La jeunesse: “génération sacrifiée” ou “génération pleurnicharde”

Hier soir, émission très intéressante sur France Inter. “Le téléphone sonne” était présenté sous le titre “Jeunesse aujourd’hui, génération sacrifiée ?”. Étaient invités un certain nombre de “spécialistes”, notamment des représentants de “génération précaire” et de l’UNEF, ainsi que des journalistes de la maison.

 

Il n’est pas inutile de rappeler que l’expression “génération sacrifiée” a été inventée entre les deux guerres pour qualifier la jeunesse qui était partie (et qui pour une grande partie y était restée) dans les tranchées de la première guerre mondiale.

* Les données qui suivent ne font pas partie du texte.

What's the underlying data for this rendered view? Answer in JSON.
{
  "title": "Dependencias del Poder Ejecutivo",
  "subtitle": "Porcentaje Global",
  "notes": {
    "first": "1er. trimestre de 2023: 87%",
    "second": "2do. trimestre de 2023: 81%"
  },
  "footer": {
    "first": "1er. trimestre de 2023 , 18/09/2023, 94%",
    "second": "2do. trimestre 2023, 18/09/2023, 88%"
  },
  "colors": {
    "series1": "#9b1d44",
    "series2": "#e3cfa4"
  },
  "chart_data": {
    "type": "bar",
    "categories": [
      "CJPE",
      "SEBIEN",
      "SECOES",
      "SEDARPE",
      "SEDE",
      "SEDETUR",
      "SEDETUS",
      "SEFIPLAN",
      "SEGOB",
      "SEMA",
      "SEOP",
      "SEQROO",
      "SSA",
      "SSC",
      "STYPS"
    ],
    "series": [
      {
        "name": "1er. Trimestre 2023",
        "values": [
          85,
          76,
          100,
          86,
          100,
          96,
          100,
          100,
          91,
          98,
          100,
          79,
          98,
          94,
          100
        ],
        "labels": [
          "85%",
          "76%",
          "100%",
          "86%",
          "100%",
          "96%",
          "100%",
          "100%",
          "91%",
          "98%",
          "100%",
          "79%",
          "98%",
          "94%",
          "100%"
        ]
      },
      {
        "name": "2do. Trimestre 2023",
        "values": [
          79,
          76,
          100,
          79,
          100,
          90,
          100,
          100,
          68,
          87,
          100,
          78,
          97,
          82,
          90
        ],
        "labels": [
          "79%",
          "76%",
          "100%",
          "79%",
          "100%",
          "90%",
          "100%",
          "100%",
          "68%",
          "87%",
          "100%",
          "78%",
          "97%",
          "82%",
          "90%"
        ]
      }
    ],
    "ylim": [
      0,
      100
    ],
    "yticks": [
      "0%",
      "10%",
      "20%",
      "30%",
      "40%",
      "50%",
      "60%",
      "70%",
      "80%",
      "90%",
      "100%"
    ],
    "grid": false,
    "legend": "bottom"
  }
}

Il y a quelque chose d’un peu indécent de qualifier ainsi la génération des 15-30 ans d’aujourd’hui, qui quelque puissent être ses difficultés a peu de chances de devoir prendre les armes (comme ce fut le cas des jeunes de 1914, de 1940, mais aussi de 1956 pour la guerre d’Algérie) de voir son pays dévasté par la guerre ou de finir leur vie dans un camp de concentration. Il faut garder un minimum de perspective historique: la précarité ce n’est pas le Pérou, mais ce n’est pas non plus la même chose que Verdun ou le Chemin des Dames.

 

Mais revenons à l’émission.Tout d’abord, il faut le dire, le titre était mal choisi. On n’a pas parlé de la “jeunesse”, mais de la “djeunesse”, c’est à dire, de la jeunesse des classes moyennes. Pas un seul jeune ouvrier ou technicien ne s’est exprimé à l’antenne. Pas un seul apprenti. La tonalité était du genre “vous rendez-vous compte ? Même ceux qui ont un diplôme n’arrivent pas à s’en sortir”. Comme quoi, lorsque la précarité touchait les fils d’ouvrier ou les caissières de supermarché, ce n’était pas grave, parce que les fils et les filles des classes moyennes étaient protégées par le diplôme. La génération ne devient “sacrifiée” à France Inter que lorsque les classes moyennes se sentent menacées de déclassement.

 

C’était, il faut le dire, une émission déprimante. En dehors de quelques rares exceptions, ce n’était qu’une succession d’auditeurs pleurnichant sur le triste sort de la “djeunesse”, lamentations commentées avec délectation par un panel totalement acquis à cette vision des choses (1). Mais le plus déprimant était certainement l’idée que les intervenants et le panel unanimes se font des études et de l’éducation en général. Les généreuses idées sur l’éducation et l’étude comme moyen d’améliorer l’être humain et d’en faire un citoyen éclairé ont été remises au magasin des vieilleries, pour être remplacées par un vision purement “contractualiste”: le “djeune” fait des études dans le cadre d’une sorte de contrat avec “la société”, qui s’engage en échange à lui donner un travail stable et bien payé. Si la société ne prend pas un tel engagement, alors pas la peine de faire des études. Et si “la société” ne fournit pas sa part du contrat, le “djeune” s’estime, à juste titre nous dit le panel de l’émission, trahi. Le diplôme, dans cette conception, devient une sorte de carte de sécurité sociale, ouvrant de manière inconditionnelle le droit à certaines prestations (un travail stable, bien rémunéré, etc.).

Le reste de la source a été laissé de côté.